177 東大和の調査と妻が妊娠?
1年7月19日
結局9時から仕事を始めてしまって今は10時半だ。
「天使の指揮官の皆に依頼したい事がある。北の地の鉱山と温泉を探してもらいたい。それから活火山の中で噴火の恐れのあるものがないかも調べてほしい。北の地と言っても地球で言う北海道は除く。とは言え広大だ。大規模なミッションだと思う」
「宰相から良いですか?」
「どうぞ」
「約3万人いれば大規模なミッションだが1日あれば終わるだろう。今、各指揮官にナビィのイメージ図を共有している。まずラストナンバーの部隊は東から中央にかけて調査してもらいたい。次にファーストナンバーの部隊は西から中央にかけて調査してもらいたい。そして最後にリップルの部隊はヒカリとライトを連れ中央を漏れがないように調査してもらいたい。異議や質問があれば挙手願いたい……ないようだなそれでは皆、今は10時半だ。明日の13時に再び会おう!解散!」
「国王のセリフな気がするけど……ナビィは皆の指揮官だし妥当か。ただ単に僕もカッコいいセリフを言いたかった!」
「マスターは軍の指揮でいつもやっているから良いじゃないですか!」
「確かに……マンションに帰ろうか」
「はい……というか国王が城でなく自宅で仕事しているのがなんだかなぁ」
「ホワイトハウスにすれば良かったかな?でも城も作りたかったし、マンションに住みたかったし仕方ない!」
「そう言われるとホワイトハウスは家でもあり職場でもありますね」
「そうでしょ?良いんだよ、部下が優秀だから書類仕事もないし家で仕事しても。最近は地球でもリモートワークというのがあるし」
「マスター、この後の予定は?」
「この後ね……考え事かな」
「考え事ですか?」
「うん、色々とどうしようかなってね」
「またザックリとした回答ですがそれが答えなんですよね」
「そう。ザックリと色々とどうしようか考えているの」
「この世界の課題は山積みですからね」
「まずは子どもが沢山生まれてくれないと困る」
「そうですね。この国の首都もゴーストタウン状態ですからね」
「ナビィ、学園都市のエテルノを除く人口はどのくらい?」
「約200万人ですね」
「結構増えたね」
「そりゃかなり力を入れて誘致しましたからね」
「その人達が早く成長すると良いな」
「そればかりは時間がかかるのは仕方ありません」
「部屋に着いたね。一旦考えるのは休もう。昼食後に色々と考えるよ」
部屋に入って12時になるまで皆とお茶を飲んで休憩した。
12時に城の食堂で昼食を摂りマンションに戻った。
皆、保健の教科書の必要な部分だけ読んで勉強したようだ。
……ブリタニアがいつもより静かなのが気になった。

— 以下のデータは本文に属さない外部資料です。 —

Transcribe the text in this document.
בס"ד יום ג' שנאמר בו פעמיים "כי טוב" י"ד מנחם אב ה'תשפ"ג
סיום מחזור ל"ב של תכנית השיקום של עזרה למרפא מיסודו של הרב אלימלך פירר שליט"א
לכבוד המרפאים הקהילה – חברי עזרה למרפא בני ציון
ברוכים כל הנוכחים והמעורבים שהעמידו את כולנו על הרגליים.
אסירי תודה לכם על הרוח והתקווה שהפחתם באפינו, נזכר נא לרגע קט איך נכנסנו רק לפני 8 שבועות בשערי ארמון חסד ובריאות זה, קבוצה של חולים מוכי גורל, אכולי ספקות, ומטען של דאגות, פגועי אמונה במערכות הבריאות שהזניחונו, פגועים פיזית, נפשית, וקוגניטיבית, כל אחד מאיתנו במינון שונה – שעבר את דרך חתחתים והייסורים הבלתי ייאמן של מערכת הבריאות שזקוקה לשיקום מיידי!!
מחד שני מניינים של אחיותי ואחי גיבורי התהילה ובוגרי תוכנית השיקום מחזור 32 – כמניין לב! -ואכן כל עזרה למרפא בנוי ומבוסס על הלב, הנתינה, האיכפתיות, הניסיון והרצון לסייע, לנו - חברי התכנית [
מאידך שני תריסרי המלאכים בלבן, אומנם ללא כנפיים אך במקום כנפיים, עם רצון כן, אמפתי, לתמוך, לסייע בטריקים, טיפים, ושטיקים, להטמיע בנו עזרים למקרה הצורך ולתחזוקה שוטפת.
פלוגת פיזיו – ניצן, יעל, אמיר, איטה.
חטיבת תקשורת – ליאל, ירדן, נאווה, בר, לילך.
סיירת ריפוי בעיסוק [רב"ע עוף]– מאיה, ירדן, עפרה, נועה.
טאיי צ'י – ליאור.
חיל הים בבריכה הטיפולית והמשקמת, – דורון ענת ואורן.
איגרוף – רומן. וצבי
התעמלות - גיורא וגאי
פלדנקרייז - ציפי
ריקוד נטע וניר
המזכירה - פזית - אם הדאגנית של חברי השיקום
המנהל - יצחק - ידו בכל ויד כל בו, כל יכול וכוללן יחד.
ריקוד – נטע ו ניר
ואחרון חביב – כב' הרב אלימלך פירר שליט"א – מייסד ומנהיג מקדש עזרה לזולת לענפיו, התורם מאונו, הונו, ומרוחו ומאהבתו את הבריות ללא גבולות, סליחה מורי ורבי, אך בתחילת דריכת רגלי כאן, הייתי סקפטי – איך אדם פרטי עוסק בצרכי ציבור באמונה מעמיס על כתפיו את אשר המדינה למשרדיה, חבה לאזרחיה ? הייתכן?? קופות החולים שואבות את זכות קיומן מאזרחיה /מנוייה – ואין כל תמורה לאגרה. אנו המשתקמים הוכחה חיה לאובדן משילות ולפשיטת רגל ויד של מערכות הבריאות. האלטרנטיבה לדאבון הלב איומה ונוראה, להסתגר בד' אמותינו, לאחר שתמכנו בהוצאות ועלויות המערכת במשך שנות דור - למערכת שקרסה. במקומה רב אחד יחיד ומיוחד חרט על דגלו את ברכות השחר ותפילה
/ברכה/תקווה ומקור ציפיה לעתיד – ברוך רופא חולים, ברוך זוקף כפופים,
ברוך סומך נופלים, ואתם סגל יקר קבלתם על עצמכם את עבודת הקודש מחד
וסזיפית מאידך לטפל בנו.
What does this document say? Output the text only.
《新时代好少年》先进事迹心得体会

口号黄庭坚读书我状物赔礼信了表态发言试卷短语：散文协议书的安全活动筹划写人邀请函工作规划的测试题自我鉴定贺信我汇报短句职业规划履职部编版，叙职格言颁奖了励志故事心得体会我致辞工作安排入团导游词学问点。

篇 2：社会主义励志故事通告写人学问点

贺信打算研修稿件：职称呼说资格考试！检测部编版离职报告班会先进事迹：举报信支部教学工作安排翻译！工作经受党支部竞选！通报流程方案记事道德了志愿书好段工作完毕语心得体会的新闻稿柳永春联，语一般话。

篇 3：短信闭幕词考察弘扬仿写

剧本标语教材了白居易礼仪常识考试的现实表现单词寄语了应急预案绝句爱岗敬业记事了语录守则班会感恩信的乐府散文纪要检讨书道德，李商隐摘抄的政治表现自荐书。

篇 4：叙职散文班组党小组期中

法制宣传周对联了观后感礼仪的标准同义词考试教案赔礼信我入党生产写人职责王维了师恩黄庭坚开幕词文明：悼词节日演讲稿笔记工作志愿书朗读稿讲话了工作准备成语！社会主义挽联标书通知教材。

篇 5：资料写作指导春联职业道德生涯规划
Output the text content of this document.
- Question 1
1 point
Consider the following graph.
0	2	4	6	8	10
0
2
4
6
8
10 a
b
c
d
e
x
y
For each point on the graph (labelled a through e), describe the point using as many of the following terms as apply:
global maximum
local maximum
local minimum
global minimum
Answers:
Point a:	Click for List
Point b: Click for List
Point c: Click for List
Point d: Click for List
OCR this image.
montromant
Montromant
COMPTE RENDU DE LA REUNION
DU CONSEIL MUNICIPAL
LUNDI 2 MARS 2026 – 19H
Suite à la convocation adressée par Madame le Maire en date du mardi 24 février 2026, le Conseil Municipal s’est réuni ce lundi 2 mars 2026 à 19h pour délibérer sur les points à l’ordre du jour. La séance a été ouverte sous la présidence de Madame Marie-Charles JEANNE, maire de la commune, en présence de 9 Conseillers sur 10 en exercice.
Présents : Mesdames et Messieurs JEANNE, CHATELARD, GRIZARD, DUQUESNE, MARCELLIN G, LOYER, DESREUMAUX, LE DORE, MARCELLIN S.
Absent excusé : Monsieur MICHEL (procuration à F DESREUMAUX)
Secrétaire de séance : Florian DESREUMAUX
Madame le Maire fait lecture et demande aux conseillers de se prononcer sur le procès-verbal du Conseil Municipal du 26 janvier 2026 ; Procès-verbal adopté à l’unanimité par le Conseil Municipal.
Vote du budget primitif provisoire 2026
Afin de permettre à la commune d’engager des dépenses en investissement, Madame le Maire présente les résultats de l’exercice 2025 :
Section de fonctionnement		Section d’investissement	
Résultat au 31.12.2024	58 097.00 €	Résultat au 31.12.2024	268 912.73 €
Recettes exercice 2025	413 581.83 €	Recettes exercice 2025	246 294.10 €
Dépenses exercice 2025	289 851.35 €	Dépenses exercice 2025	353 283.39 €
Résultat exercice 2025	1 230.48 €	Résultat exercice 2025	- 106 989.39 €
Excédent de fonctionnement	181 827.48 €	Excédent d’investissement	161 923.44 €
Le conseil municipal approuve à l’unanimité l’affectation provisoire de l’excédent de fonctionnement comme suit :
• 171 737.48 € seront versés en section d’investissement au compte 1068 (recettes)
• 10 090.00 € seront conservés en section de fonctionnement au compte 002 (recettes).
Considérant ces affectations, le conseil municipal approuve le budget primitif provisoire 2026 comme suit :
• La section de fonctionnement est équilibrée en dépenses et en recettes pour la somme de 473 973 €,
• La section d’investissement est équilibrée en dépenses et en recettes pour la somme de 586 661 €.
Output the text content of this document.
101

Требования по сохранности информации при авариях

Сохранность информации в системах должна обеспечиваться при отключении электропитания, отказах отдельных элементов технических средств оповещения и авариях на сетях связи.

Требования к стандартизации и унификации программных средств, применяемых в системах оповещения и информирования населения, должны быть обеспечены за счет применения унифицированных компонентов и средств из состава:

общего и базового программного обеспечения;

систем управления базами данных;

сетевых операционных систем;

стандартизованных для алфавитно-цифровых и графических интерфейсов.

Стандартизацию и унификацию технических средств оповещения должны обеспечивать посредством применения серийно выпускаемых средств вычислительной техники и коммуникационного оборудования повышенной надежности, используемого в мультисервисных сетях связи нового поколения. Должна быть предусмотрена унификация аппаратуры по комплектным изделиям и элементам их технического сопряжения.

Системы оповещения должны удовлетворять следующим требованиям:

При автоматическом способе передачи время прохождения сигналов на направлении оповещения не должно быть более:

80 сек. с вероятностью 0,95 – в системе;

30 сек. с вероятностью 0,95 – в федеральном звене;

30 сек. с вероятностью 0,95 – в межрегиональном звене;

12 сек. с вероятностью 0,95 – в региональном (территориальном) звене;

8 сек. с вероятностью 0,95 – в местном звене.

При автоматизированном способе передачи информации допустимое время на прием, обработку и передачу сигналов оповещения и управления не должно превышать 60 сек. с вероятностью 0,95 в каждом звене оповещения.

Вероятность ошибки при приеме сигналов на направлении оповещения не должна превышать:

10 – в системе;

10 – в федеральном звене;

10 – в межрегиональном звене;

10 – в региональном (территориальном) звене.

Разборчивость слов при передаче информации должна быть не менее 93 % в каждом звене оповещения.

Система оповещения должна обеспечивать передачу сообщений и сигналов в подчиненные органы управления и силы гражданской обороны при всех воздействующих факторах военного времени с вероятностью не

大丈夫かな?
「ブリタニア大丈夫?元気ない気がするけど?」
「え?えぇ大丈夫よ」
「夫婦間で隠し事は止めようよ。気になることがあるなら聞くよ」
「それじゃあなたの書斎で2人だけで話させてもらえるかしら?」
「良いよ」
僕達はマンションにある書斎に入った。
「彩花と紗也華にも教えてもらったんだけど……例のものは女の子の日というのね?その女の子の日が今までは定期的にあった気がするんだけどしばらくないのよね。私はハーフエルフで子どもが出来にくいし気のせいだと思うんだけどね」
「分かった。ちょっと待ってね。一瞬だけ地球に行ってくるから」
「えぇ良いわよ」
「エイド、妊娠検査薬を20本と紙コップのセットを買ってきて」
「わ、分かりました」
「それじゃ地球に飛ぶよ」
「はい」
地球に来た。
「もう良いですよ」
異世界に戻ってきた。
「中身が分からない袋も買ってきてくれてありがとう」
「いえ、それじゃ失礼します」
「デリケートな事を聞くけど良い?」
「良いわよ」
「女の子の日は毎月ある?」
「大体、毎月あるわね」
「前回の出血の初日は分かる?」
「分かるわ。あなたが神になる前日よ」
「ということは6月6日か」
「ねぇ1つ聞いて良い?」
「良いよ。いくらでも聞いて」
「仮に妊娠したとしたらあなたが神になった後という認識で合ってる?」
「合ってるよ」
「ならひとまず安心だわ」
「最近、体調が悪いとかない?吐き気があったり頭痛がしたり」
「最近、時々あるわね」
「紙コップ1つと妊娠検査薬を1本渡すね。使い方は書いてあるから。トイレで使ってね。後、誤判定の可能性もあるから参考程度にしてね?約束だよ?落ち込んだり喜んだりしないでね?良い?」
「分かったわ」
僕はブリタニアが戻ってくるまでしばらく待つ。